B.     Organisasi Koperasi Menurut Ropke
Ropke mengidentifikasikan ciri-ciri organisasi koperasi sebagai berikut.
·         Terdapat sejumlah individu yang bersatu dalam suatu kelompok, atas dasar sekurang-kurangnya satu kepentingan atau tujuan yang sama, yang disebut sebagai kelompok koperasi.
·         Terdapat anggota-anggota koperasi yang bergabung dalam kelompok usaha untuk memperbaiki kondisi sosial ekonomi mereka sendiri, yang disebut sebagai swadaya dari kelompok koperasi
·         Anggota yang bergabung dalam koperasi memanfaatkan koperasi secara bersama, yang disebut sebagai perusahaan koperasi.
·         Koperasi sebagai perusahaan mempunyai tugas untuk menunjang kepentingan para anggota kelompok koperasi, dengan cara menyediakan barang dan jasa yang dibutuhkan oleh anggota dalam kegiatan ekonominya
Jika memperhatikan kriteria dan ciri-ciri organisasi koperasi di atas, maka dapat ditarik suatu kesimpulan bahwa, oeganisasi koperasi terdiri dari beberapa pihak sebagai berikut.
·         Anggota koperasi, baik sebagai konsimen akhir maupun sebagai pengusaha yang memanfaatkan koperasi dalam kegiatan sosial ekonominya.
·         Badan usaha koperasi, sebgai satu kesatuan dari anggota, pengelola, dan pengawas yang berusaha meningkatkan kondisi sosial ekonomi anggotanya melalui perusahaan koperasi.
·        Organisasi koperasi, sebagai badan usaha yang bertindak sebagai perusahaan yang melayani anggota maupun non anggota.

C.     Organisasi Koperasi di Indonesia
Koperasi yang berjalan di Indonesia memiliki struktur organisasi. Struktur tatanan manajemen koperasi Indonesia dapat dirunut berdasarkan  perangkat organisasi koperasi, yaitu:
1.      Rapat Anggota
Rapat anggota merupakan suatu wadah dari para anggota koperasi yang diorganisasikan oleh pengurus koperasi, untuk membicarakan kepentingan organisasi maupun usaha koperasi dalam rangka mengambil suatu keputusan dengan suara terbanyak dari para anggota yang hadir. Rapat anggota dalam koperasi merupakan suatu lembaga/institusi bukan sekedar sebagai forum rapat dan merupakan suatu lembaga structural organisasi koperai. Menurut UU No. 25 Tahun 1992 pasal 22, rapat anggota merupakan pemegang kekuasaan tertinggi dalam koperasi.

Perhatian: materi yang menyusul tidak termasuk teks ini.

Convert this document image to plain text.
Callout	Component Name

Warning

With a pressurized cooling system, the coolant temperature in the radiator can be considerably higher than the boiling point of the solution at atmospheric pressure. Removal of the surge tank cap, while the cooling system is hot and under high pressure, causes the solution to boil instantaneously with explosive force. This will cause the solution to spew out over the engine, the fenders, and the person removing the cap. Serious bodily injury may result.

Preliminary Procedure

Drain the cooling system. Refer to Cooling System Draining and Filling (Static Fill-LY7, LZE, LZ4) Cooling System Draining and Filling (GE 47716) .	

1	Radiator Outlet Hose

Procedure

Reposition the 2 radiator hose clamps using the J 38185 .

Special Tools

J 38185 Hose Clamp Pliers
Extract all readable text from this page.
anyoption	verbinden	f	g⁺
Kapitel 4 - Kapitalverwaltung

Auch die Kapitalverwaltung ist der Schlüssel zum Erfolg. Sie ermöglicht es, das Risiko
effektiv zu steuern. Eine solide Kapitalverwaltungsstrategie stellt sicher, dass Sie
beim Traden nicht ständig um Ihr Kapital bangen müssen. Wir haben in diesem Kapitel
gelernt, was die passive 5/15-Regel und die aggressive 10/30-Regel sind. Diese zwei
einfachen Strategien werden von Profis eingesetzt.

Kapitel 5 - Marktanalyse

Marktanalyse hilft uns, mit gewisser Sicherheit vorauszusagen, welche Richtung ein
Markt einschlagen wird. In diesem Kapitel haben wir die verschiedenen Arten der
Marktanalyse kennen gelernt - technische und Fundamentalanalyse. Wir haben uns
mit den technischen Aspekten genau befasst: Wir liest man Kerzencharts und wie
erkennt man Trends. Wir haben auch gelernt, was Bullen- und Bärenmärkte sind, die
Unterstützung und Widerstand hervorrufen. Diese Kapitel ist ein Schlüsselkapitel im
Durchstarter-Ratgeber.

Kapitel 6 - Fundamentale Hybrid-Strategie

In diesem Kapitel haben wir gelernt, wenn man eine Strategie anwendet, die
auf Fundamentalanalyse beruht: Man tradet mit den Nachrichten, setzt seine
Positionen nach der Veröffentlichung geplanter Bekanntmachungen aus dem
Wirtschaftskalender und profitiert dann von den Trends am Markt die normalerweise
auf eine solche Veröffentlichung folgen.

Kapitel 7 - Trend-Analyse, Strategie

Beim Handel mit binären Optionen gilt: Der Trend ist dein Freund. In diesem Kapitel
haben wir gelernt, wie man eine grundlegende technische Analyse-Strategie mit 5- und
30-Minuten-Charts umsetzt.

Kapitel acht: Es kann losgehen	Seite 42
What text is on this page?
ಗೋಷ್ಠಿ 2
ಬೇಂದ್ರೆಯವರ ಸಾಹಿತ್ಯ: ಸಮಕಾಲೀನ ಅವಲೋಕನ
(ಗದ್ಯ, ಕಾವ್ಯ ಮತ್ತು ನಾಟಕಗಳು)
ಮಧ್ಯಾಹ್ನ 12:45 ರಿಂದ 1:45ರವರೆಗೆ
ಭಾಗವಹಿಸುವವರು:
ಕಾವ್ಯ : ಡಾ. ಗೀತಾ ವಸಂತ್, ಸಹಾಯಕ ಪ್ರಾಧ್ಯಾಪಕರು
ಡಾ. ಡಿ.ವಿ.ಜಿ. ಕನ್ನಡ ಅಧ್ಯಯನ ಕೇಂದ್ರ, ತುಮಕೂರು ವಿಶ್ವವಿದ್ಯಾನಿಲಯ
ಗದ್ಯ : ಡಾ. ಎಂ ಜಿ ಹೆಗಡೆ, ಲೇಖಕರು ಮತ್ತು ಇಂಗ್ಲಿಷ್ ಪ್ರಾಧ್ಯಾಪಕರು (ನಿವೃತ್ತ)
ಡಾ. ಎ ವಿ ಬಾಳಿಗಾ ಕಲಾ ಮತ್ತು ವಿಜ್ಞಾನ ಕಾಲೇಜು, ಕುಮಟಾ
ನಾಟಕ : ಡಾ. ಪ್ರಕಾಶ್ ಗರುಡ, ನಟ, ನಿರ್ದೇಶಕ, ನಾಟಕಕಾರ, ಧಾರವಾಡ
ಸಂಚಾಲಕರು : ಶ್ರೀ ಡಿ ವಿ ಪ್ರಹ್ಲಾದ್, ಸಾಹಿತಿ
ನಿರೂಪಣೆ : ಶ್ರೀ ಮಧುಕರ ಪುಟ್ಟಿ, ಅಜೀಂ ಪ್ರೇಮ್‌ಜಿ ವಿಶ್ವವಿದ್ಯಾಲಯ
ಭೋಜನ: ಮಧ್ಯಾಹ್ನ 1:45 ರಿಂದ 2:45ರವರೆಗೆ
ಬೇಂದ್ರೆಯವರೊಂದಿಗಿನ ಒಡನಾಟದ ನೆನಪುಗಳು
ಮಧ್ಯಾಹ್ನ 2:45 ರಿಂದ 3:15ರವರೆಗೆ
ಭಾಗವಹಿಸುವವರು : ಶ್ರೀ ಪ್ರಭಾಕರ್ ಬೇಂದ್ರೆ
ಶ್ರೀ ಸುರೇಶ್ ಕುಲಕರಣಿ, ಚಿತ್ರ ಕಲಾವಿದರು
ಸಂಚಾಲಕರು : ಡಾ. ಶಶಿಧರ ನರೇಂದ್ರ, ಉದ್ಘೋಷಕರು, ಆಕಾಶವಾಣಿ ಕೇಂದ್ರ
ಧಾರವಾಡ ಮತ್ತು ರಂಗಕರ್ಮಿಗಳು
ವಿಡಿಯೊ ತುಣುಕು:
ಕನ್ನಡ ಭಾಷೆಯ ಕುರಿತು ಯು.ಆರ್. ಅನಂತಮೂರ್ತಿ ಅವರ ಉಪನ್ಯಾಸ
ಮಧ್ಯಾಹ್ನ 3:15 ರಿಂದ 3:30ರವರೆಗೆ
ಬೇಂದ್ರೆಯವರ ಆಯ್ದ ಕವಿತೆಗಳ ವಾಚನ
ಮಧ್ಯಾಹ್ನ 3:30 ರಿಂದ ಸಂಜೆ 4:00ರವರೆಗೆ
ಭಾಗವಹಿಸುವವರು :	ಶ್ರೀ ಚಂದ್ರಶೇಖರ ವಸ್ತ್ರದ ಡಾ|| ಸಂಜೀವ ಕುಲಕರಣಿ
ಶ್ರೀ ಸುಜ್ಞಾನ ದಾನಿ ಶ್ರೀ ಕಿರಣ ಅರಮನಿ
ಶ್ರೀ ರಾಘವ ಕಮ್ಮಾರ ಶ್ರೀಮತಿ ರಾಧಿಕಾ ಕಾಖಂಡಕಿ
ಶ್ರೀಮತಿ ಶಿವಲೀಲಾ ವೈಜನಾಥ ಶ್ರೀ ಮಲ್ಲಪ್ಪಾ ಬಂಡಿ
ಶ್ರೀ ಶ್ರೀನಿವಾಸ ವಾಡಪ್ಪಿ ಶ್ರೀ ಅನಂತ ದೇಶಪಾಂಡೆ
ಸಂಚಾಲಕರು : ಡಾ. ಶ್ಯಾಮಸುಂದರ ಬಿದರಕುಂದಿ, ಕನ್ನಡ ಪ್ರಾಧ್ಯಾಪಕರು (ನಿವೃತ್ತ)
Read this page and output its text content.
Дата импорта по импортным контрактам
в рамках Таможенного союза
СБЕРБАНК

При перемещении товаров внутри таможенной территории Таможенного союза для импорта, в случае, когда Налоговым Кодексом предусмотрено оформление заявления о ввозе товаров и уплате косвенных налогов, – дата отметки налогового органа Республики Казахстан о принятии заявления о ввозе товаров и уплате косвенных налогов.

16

Rapat anggota mempunyai kedudukan yang sangat menentukan, berwibawa, dan menjadi sumber segala keputusdan atau tindakan yang dilaksanakan oleh eprangkat organissi. ZSegala sesuatu yang diputuskan oleh rapat anggota harus ditaati dan sifatnya mengikat bagi semua anggota,  pengurus, pengawas dan pengelola koperasi. Rapat anggota menetapkan:
·         Anggaran dasar
·         Kebijaksanaan umum di bidang organisasi, manajemen, dan usaha koperasi
·         Pemilihan, pengangkatan, pemberhentian pengurus dan pengawas
·         Rencana kerja, rencana anggaran pendapatan dan belanja koperasi, serta pengesahan laporan keuangan.
·         Pembagian sisa hasil usaha
·         Penggabungan, peleburan, pendirian, dan pembubaran koperasi.

2.      Pengurus
Pengurus adalah perwakilan anggota koperasi yang dipilih melalui rapat anggota, yang bertugas mengelola organisasi dan usaha. Pengurus mempunyai tugas sebagai berikut:
·         Mengelola koperasi dan usahanya
·         Mengajukan rancangan rencana kerja serta anggaran pendapatan dan  belanja koperasi
·         Menyelenggarakan rapat anggota
·         Mengajukan laporan keuangan dan pertanggungjawaban pelaksanaan tugas
·         Menyelenggarakan pembukuan keuangan dan inventaris secara tertib
·         Memelihara buku daftar anggota dan pengurus
Selain memiliki tugas, pengurus juga memiliki wewenang sebagai  berikut:
·         Mewakili koperasi di dalam dan di luar pengadilan
·         Memutuskan penerimaan dan penolakan anggota baru serta  pemberhentian anggota sesuai dengan ketentuan dalam anggaran dasar
·         Melakukan tindakan dan upaya bagi kepentingan dan kemanfaatan koperasi sesuai dengan tanggung jawabnya dan keputusan rapat anggota

3.      Pengawas
Pengawas adalah perangkat organisasi koperasi yang dipilih dari anggota dan diberi mandat untuk melakukan pengawasan terhadap jalannya roda organisasi dan usaha koperasi. Selain itu pengawas juga berhak memeriksa segala catatan yang ada di koperasi serta meminta keterangan yang diperlukan.

4.      Pengelola
Pengelola koperasi diangkat dan diberhentikan oleh pengurus. Kedudukan pengelola koperasi adalah sebagai pegawai atau karyawan yang diberi kuasa atau wewenang oleh pengurus.

D.     Pengertian Badan Usaha
Badan usaha atau perusahaan adalah suatu organisasi yang mengkombinasikan dan mengorganisasikan sumber-sumber daya untuk tujuan memproduksi atau menghasilkan barang-barang atau jasa untuk dijual (Dominick Salvatore, 1989). Dalam setiap perusahaan yang modern, ada 4 sistem yang saling beinteraksi dalam mencapai tujuan yang ingin dicapai perusahaan tersebut, yaitu:
1.      Sistem keuangan / ekonomi (economic/financial system)
  1. Sistem tehnik (technical system)
  2. Sistem organisasi san personalia (human/organizational system), dan
  3. Sistem informasi (information system)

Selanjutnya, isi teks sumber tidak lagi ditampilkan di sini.